According to a new study, smoking leaves an archaeological record in the body: contrary to beliefs that once a person stops smoking he is free, a new study has shown the effects of smoking in the body is permanent.
The study as reported by the BBC shows that smoking causes a myriad of DNA mutations in the Lungs which remain permanent and continuous even when a person stops smoking.
According to scientists, a person who smoked 20 sticks of cigarette would have an average of 150 DNA mutation in every lung cell, the BBC reports.
The study further showed that with every mutation comes the risk of developing cancer of the lungs.
Pamela Pugh, 69, was diagnosed with lung cancer in 2013. She started smoking aged 17 and quit in her early 50s.
But she said:
“Even though I gave up many years ago, the effects of smoking caught up with me.
“Had I known as a teenager that smoking caused mutations which would stay with me for life then I would never had started”.
The study, in the journal Science, was carried out by an international group, including the Wellcome Trust Sanger Institute in Cambridgeshire and the Los Alamos National Laboratory in New Mexico.
The analysis shows a direct link between the number of cigarettes smoked in a lifetime and the number of mutations in tumour DNA.

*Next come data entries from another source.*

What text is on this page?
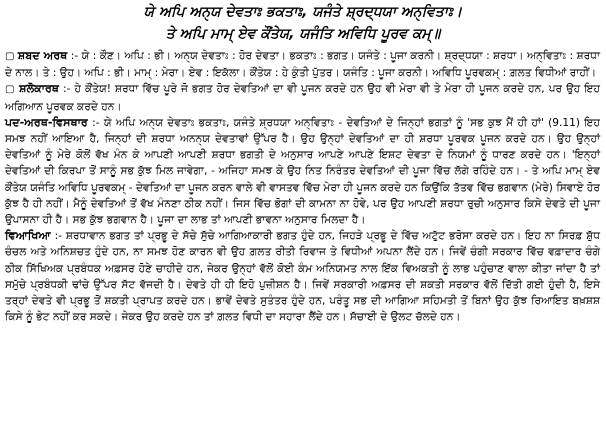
ਯੇ ਅਪਿ ਅਨੑਯ ਦੇਵਤਾਃ ਭਕਤਾਃ, ਯਜੰਤੇ ਸ਼੍ਰਦ੍ਧਯਾ ਅਨੑਵਿਤਾਃ।

ਤੇ ਅਪਿ ਮਾਮ੍ ਏਵ ਕੌਂਤੇਯ, ਯਜੰਤਿ ਅਵਿਧਿ ਪੂਰਵ ਕਮ੍॥

▢ ਸ਼ਬਦ ਅਰਥ :- ਯੇ : ਕੌਣ। ਅਪਿ : ਭੀ। ਅਨੑਯ ਦੇਵਤਾਃ : ਹੋਰ ਦੇਵਤਾ। ਭਕਤਾਃ : ਭਗਤ। ਯਜੰਤੇ : ਪੂਜਾ ਕਰਨੀ। ਸ਼੍ਰਦ੍ਧਯਾ : ਸ਼ਰਧਾ। ਅਨੑਵਿਤਾਃ : ਸ਼ਰਧਾ ਦੇ ਨਾਲ। ਤੇ : ਉਹ। ਅਪਿ : ਭੀ। ਮਾਮ੍ : ਮੇਰਾ। ਏਵ : ਇਕੱਲਾ। ਕੌਂਤੇਯ : ਹੇ ਕੁੰਤੀ ਪੁੱਤਰ। ਯਜੰਤਿ : ਪੂਜਾ ਕਰਨੀ। ਅਵਿਧਿ ਪੂਰਵਕਮ੍ : ਗ਼ਲਤ ਵਿਧੀਆਂ ਰਾਹੀਂ।

▢ ਸ਼ਲੋਕਾਰਥ :- ਹੇ ਕੌਂਤੇਯ! ਸ਼ਰਧਾ ਵਿੱਚ ਪੂਰੇ ਜੋ ਭਗਤ ਹੋਰ ਦੇਵਤਿਆਂ ਦਾ ਵੀ ਪੂਜਨ ਕਰਦੇ ਹਨ ਉਹ ਵੀ ਮੇਰਾ ਵੀ ਤੇ ਮੇਰਾ ਹੀ ਪੂਜਨ ਕਰਦੇ ਹਨ, ਪਰ ਉਹ ਇਹ ਅਗਿਆਨ ਪੂਰਵਕ ਕਰਦੇ ਹਨ।

ਪਦ-ਅਰਥ-ਵਿਸਥਾਰ :- ਯੇ ਅਪਿ ਅਨੑਯ ਦੇਵਤਾਃ ਭਕਤਾਃ, ਯਜੰਤੇ ਸ਼੍ਰਧਯਾ ਅਨੑਵਿਤਾਃ - ਦੇਵਤਿਆਂ ਦੇ ਜਿਨ੍ਹਾਂ ਭਗਤਾਂ ਨੂੰ 'ਸਭ ਕੁਝ ਮੈਂ ਹੀ ਹਾਂ' (9.11) ਇਹ ਸਮਝ ਨਹੀਂ ਆਇਆ ਹੈ, ਜਿਨ੍ਹਾਂ ਦੀ ਸ਼ਰਧਾ ਅਨਨੑਯ ਦੇਵਤਾਵਾਂ ਉੱਪਰ ਹੈ। ਉਹ ਉਨ੍ਹਾਂ ਦੇਵਤਿਆਂ ਦਾ ਹੀ ਸ਼ਰਧਾ ਪੂਰਵਕ ਪੂਜਨ ਕਰਦੇ ਹਨ। ਉਹ ਉਨ੍ਹਾਂ ਦੇਵਤਿਆਂ ਨੂੰ ਮੇਰੇ ਕੋਲੋਂ ਵੱਖ ਮੰਨ ਕੇ ਆਪਣੀ ਆਪਣੀ ਸ਼ਰਧਾ ਭਗਤੀ ਦੇ ਅਨੁਸਾਰ ਆਪਣੇ ਆਪਣੇ ਇਸ਼ਟ ਦੇਵਤਾ ਦੇ ਨਿਯਮਾਂ ਨੂੰ ਧਾਰਣ ਕਰਦੇ ਹਨ। 'ਇਨ੍ਹਾਂ ਦੇਵਤਿਆਂ ਦੀ ਕਿਰਪਾ ਤੋਂ ਸਾਨੂੰ ਸਭ ਕੁੱਝ ਮਿਲ ਜਾਵੇਗਾ, - ਅਜਿਹਾ ਸਮਝ ਕੇ ਉਹ ਨਿਤ ਨਿਰੰਤਰ ਦੇਵਤਿਆਂ ਦੀ ਪੂਜਾ ਵਿੱਚ ਲੱਗੇ ਰਹਿੰਦੇ ਹਨ। - ਤੇ ਅਪਿ ਮਾਮ੍ ਏਵ ਕੌਂਤੇਯ ਯਜੰਤਿ ਅਵਿਧਿ ਪੂਰਵਕਮ੍ - ਦੇਵਤਿਆਂ ਦਾ ਪੂਜਨ ਕਰਨ ਵਾਲੇ ਵੀ ਵਾਸਤਵ ਵਿੱਚ ਮੇਰਾ ਹੀ ਪੂਜਨ ਕਰਦੇ ਹਨ ਕਿਉਂਕਿ ਤੱਤਵ ਵਿੱਚ ਭਗਵਾਨ (ਮੇਰੇ) ਸਿਵਾਏ ਹੋਰ ਕੁੱਝ ਹੈ ਹੀ ਨਹੀਂ। ਮੈਨੂੰ ਦੇਵਤਿਆਂ ਤੋਂ ਵੱਖ ਮੰਨਣਾ ਠੀਕ ਨਹੀਂ। ਜਿਸ ਵਿੱਚ ਭੋਗਾਂ ਦੀ ਕਾਮਨਾ ਨਾ ਹੋਵੇ, ਪਰ ਉਹ ਆਪਣੀ ਸ਼ਰਧਾ ਰੁਚੀ ਅਨੁਸਾਰ ਕਿਸੇ ਦੇਵਤੇ ਦੀ ਪੂਜਾ ਉਪਾਸਨਾ ਹੀ ਹੈ। ਸਭ ਕੁੱਝ ਭਗਵਾਨ ਹੈ। ਪੂਜਾ ਦਾ ਲਾਭ ਤਾਂ ਆਪਣੀ ਭਾਵਨਾ ਅਨੁਸਾਰ ਮਿਲਦਾ ਹੈ।

ਵਿਆਖਿਆ :- ਸ਼ਰਧਾਵਾਨ ਭਗਤ ਤਾਂ ਪ੍ਰਭੂ ਦੇ ਸੱਚੇ ਸੁੱਚੇ ਆਗਿਆਕਾਰੀ ਭਗਤ ਹੁੰਦੇ ਹਨ, ਜਿਹੜੇ ਪ੍ਰਭੂ ਦੇ ਵਿੱਚ ਅਟੁੱਟ ਭਰੋਸਾ ਕਰਦੇ ਹਨ। ਇਹ ਨਾ ਸਿਰਫ਼ ਸ਼ੁੱਧ ਚੰਚਲ ਅਤੇ ਅਨਿਸ਼ਚਤ ਹੁੰਦੇ ਹਨ, ਨਾ ਸਮਝ ਹੋਣ ਕਾਰਨ ਵੀ ਉਹ ਗ਼ਲਤ ਰੀਤੀ ਰਿਵਾਜ ਤੇ ਵਿਧੀਆਂ ਅਪਨਾ ਲੈਂਦੇ ਹਨ। ਜਿਵੇਂ ਚੰਗੀ ਸਰਕਾਰ ਵਿੱਚ ਵਫ਼ਾਦਾਰ ਚੰਗੇ ਠੀਕ ਸਿੱਖਿਅਕ ਪ੍ਰਬੰਧਕ ਅਫ਼ਸਰ ਹੋਣੇ ਚਾਹੀਦੇ ਹਨ, ਜੇਕਰ ਉਨ੍ਹਾਂ ਵੱਲੋਂ ਕੋਈ ਕੰਮ ਅਨਿਯਮਤ ਨਾਲ ਇੱਕ ਵਿਅਕਤੀ ਨੂੰ ਲਾਭ ਪਹੁੰਚਾਣ ਵਾਲਾ ਕੀਤਾ ਜਾਂਦਾ ਹੈ ਤਾਂ ਸਮੁੱਚੇ ਪ੍ਰਬੰਧਕੀ ਢਾਂਚੇ ਉੱਪਰ ਸੱਟ ਵੱਜਦੀ ਹੈ। ਦੇਵਤੇ ਹੀ ਹੀ ਇਹੋ ਪੁਜ਼ੀਸ਼ਨ ਹੈ। ਜਿਵੇਂ ਸਰਕਾਰੀ ਅਫ਼ਸਰ ਦੀ ਸ਼ਕਤੀ ਸਰਕਾਰ ਵੱਲੋਂ ਦਿੱਤੀ ਗਈ ਹੁੰਦੀ ਹੈ, ਇਸੇ ਤਰ੍ਹਾਂ ਦੇਵਤੇ ਵੀ ਪ੍ਰਭੂ ਤੋਂ ਸ਼ਕਤੀ ਪ੍ਰਾਪਤ ਕਰਦੇ ਹਨ। ਭਾਵੇਂ ਦੇਵਤੇ ਸੁਤੰਤਰ ਹੁੰਦੇ ਹਨ, ਪਰੰਤੂ ਸਭ ਦੀ ਆਗਿਆ ਸਹਿਮਤੀ ਤੋਂ ਬਿਨਾਂ ਉਹ ਕੁੱਝ ਰਿਆਇਤ ਬਖ਼ਸ਼ਸ਼ ਕਿਸੇ ਨੂੰ ਭੇਟ ਨਹੀਂ ਕਰ ਸਕਦੇ। ਜੇਕਰ ਉਹ ਕਰਦੇ ਹਨ ਤਾਂ ਗ਼ਲਤ ਵਿਧੀ ਦਾ ਸਹਾਰਾ ਲੈਂਦੇ ਹਨ। ਸੱਚਾਈ ਦੇ ਉਲਟ ਚੱਲਦੇ ਹਨ।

The authors found that, on average, smoking a packet of cigarettes a day led to:
- 150 mutations in each lung cell every year
- 97 in the larynx or voice box
- 23 in the mouth
- 18 in the bladder
- six in the liver
Joint lead author Prof Sir Mike Stratton, from the Wellcome Trust Sanger Institute, said: “The more mutations there are, the higher the chance that these will occur in the key genes that we call cancer genes, which convert a normal cell into a cancer cell.”
The researchers said that in tissues such as the lung, which are directly exposed to smoke, they could find the mutational signature of the chemicals in tobacco smoke, of which at least 60 are carcinogens.
However, they could not find this same pattern in tissues such as the bladder, which are not directly exposed.
Prof Stratton said in these organs smoking seemed to be accelerating a natural mutational process, but how it did this was “mysterious and complex”.
He said the same investigative approach could be used with other cancers where the underlying causes were less well understood.
“By looking in the genomes of the cancers, we will find the archaeological traces of past exposures which have been responsible for generating the cancers and that may potentially lead to prevention,” he said.